Last Thursday, May 17, 2012.... one of the worst days of my life. I lost my Mom.  She watched Jay Leno with my Dad, went to sleep, and never woke up. I have told quite a few people that I would rather deal with my shock, my sadness... my horror, than to think of her passing as a relief for all involved due to some long drawn-out illness. Because the one word that can describe my Mom is "vibrant." I would never want to think of her in any other way. 
She had a lust of life, for learning, for living, for being the best woman she could be. Her legacy is all she's done, all she's created... that includes her four children. The ones along with her husband (my amazing Dad) who gathered around and used each of our strengths to get through this hellish weekend. Barbara was the caretaker, Peg was the enforcer, Bob provided the memories through his A/V prowess, and I did my best to organize and make decisions... but each one of us did help each other with each of these arenas. After all, we had to do all this, but as importantly, we had to grieve... we still need to grieve. We've each lost a part of who we are... one of our pillars on which we've built our lives just disappeared like that. We have to find a new way to balance, or as I've coined it, the "new normal."
I had my moments where I lost it completely. The first and, so far, the strongest was went I got home after hearing the news.
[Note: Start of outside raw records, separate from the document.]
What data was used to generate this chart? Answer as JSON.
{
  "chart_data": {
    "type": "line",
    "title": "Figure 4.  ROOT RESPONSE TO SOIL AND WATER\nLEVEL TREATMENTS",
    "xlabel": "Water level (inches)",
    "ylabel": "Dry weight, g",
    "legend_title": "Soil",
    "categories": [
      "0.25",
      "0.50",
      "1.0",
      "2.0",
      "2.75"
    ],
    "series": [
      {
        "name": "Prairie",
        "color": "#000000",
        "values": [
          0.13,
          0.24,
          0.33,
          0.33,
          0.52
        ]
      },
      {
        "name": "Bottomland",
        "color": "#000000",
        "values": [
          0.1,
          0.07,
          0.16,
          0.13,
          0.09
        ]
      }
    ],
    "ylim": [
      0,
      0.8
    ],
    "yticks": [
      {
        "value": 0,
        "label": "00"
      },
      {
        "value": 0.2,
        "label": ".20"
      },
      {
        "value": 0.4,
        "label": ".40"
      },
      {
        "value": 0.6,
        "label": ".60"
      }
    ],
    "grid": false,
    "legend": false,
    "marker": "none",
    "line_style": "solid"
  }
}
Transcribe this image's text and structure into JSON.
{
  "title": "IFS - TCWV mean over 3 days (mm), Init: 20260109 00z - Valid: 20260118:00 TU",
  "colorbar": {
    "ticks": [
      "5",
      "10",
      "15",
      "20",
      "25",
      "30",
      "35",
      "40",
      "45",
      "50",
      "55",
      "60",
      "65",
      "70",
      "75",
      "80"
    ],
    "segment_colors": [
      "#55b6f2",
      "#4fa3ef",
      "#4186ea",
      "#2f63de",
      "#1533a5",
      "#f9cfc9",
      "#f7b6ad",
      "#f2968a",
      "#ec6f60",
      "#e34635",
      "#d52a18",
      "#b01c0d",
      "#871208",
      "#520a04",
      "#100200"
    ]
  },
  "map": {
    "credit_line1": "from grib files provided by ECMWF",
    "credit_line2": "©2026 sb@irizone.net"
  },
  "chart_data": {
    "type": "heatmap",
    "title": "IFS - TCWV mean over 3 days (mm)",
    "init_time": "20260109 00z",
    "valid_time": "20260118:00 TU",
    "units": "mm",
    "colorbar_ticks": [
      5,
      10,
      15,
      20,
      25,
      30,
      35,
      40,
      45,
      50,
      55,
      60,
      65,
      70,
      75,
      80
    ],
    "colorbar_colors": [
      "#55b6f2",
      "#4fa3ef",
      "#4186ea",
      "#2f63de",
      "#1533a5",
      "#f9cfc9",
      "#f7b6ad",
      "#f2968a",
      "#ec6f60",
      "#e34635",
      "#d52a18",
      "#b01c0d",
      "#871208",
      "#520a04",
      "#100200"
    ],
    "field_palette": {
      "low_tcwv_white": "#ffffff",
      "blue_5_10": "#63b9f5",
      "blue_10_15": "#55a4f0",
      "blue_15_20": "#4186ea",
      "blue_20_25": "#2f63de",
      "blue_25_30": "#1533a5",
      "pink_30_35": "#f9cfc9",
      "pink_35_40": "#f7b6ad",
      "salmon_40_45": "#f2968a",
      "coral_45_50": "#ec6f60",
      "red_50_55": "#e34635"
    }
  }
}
I am so thankful that Peg just happened to be staying with me and that she was there. If she hadn't, I would have been alone with no one to help me. She is my sister, one of my best friends. I love her so much. 
My Tony came home not too much later.... a true testament to having such a amazing man in my life is the one who knew that all the emotions of having lost his mother years ago would come flooding back, but kept that at bay for my sake. I'm not a selfish person, but I needed, and still need his strength and he's given it to me with so much love. He saw the worst breakdown he's ever seen from me and held on and helped.
My family hasn't been the most functional in its history. We have our disagreements, we have our pasts with each other. But this made us realize we have to put these things behind us. We are each who we are and we have differences, but we are still family. Stop the bickering and just accept the differences. Celebrate them in fact... it's what Mom wanted all along.
I'm rambling. (I'm aloud to do this, it is the name for this page after all. :) The editor in me will whittle this down, correct it and make it more suitable for publication. 
The headline of this entry says "So this is what it feels like..." What I meant by that is that I know many friends, acquaintances, and family members who have lost a parent. I always told them that I was so sorry to hear of their loss and that I can only imagine how they feel. Well now, I don't have to imagine, I know how it feels. And yes, it sucks.